Recovery capability is becoming just as important as efficiency.

In my experience, resilience is a capability, not a slogan. It cannot simply be a PowerPoint topic. It needs to be embedded in the organization through governance, risk assessments, recovery planning and regular testing.

Frameworks such as ISO 22301 provide a useful structure to move resilience from theory to execution. Ultimately, resilience is not measured by the plans you have on paper, but by how effectively your organization responds and recovers when a disruption actually occurs.

Looking across the industry, what separates organizations with best-in-class aftersales supply chains from their competitors?

The best organizations understand something very simple:

They do not manage parts. They manage machine and vehicle uptime.

That difference in mindset changes everything.

Best-in-class organizations make decisions based on customer impact rather than purely operational efficiency. They understand that every inventory decision, transportation decision and service decision ultimately influences the availability of their customers' assets.

They also recognize the strategic value of their installed base. In my view, the installed base is one of the most valuable assets an OEM has, yet it is often underestimated. Understanding where your machines are, how they are used and how you support them throughout their lifecycle creates a significant competitive advantage.
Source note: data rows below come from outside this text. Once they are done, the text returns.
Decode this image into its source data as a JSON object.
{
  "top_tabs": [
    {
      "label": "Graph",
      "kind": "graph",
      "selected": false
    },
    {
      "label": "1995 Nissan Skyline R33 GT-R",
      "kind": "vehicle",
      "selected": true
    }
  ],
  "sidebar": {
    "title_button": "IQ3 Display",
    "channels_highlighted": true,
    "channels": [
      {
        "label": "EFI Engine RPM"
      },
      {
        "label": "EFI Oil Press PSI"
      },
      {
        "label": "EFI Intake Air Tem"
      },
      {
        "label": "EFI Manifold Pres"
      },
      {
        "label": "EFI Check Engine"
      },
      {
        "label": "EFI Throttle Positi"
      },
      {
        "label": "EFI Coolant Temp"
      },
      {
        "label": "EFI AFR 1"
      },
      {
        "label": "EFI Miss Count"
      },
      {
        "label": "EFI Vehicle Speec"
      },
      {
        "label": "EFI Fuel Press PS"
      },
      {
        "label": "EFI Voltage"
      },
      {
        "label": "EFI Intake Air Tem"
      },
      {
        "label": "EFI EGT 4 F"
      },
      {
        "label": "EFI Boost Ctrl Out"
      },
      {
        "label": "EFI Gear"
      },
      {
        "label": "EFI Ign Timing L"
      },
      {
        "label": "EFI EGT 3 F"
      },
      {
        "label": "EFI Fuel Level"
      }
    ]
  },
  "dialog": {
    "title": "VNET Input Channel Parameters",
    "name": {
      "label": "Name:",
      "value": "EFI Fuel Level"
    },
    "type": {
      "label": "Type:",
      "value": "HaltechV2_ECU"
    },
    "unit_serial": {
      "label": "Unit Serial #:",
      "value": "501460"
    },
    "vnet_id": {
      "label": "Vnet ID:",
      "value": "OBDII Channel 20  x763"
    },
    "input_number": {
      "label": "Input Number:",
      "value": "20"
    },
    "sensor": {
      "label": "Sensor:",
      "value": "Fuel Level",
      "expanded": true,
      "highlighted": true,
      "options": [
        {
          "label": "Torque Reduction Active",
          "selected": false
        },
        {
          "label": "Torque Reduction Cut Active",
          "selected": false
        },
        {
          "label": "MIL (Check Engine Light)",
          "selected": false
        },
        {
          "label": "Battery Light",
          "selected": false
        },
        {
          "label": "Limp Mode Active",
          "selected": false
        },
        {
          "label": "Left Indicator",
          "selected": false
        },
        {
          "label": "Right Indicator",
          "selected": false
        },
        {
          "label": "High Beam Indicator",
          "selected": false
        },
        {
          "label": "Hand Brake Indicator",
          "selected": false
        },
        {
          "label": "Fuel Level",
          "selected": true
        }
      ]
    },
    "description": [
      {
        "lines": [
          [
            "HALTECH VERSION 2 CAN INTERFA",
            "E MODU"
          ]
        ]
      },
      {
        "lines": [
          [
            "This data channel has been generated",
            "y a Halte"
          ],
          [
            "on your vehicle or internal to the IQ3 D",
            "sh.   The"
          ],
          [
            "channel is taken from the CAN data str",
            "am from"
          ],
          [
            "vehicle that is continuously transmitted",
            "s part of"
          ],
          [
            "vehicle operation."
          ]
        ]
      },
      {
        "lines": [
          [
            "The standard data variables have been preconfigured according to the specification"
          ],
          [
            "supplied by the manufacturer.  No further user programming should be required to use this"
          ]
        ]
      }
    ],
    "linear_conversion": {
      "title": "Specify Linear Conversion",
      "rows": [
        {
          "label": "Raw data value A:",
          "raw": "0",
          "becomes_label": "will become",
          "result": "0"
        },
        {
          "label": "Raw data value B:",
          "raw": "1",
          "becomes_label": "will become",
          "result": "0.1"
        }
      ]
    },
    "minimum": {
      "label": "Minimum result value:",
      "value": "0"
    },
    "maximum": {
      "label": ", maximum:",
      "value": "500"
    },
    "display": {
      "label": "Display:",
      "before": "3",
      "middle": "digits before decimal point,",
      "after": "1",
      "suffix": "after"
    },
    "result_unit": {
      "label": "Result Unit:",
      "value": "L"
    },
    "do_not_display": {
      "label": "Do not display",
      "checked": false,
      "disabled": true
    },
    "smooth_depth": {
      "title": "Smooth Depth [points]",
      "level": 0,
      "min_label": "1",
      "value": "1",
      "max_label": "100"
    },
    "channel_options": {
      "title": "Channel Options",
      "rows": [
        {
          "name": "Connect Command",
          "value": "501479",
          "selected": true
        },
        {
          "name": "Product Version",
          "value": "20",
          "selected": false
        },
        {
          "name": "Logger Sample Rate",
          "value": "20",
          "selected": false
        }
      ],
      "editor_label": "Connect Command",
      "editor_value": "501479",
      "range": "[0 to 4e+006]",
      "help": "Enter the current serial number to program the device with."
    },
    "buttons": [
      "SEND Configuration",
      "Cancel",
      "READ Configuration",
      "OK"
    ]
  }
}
Perhaps most importantly, they understand that aftersales is no longer a support function.

Aftersales performance no longer supports equipment sales. Increasingly, it influences and enables equipment sales.

What are you most looking forward to discussing or learning from your peers at LogiAftersales 2026?

As this is the first edition of LogiAftersales, I am particularly interested to see which challenges and opportunities exist most strongly across industries.

One of the aspects I enjoy most about industry events is the opportunity to exchange ideas with people facing similar challenges in completely different environments.

Whether it is industrial machinery, automotive, construction equipment, medical devices or other sectors, many of us are ultimately trying to solve the same problems: improving uptime, enhancing customer experience, optimizing inventory and building more resilient supply chains.

For me, the value of an event like this lies in learning how others are tackling similar challenges, questioning established assumptions and exchanging practical experiences that can be applied in our own organizations.

I expect to leave with new ideas, but hopefully also contribute a few of my own.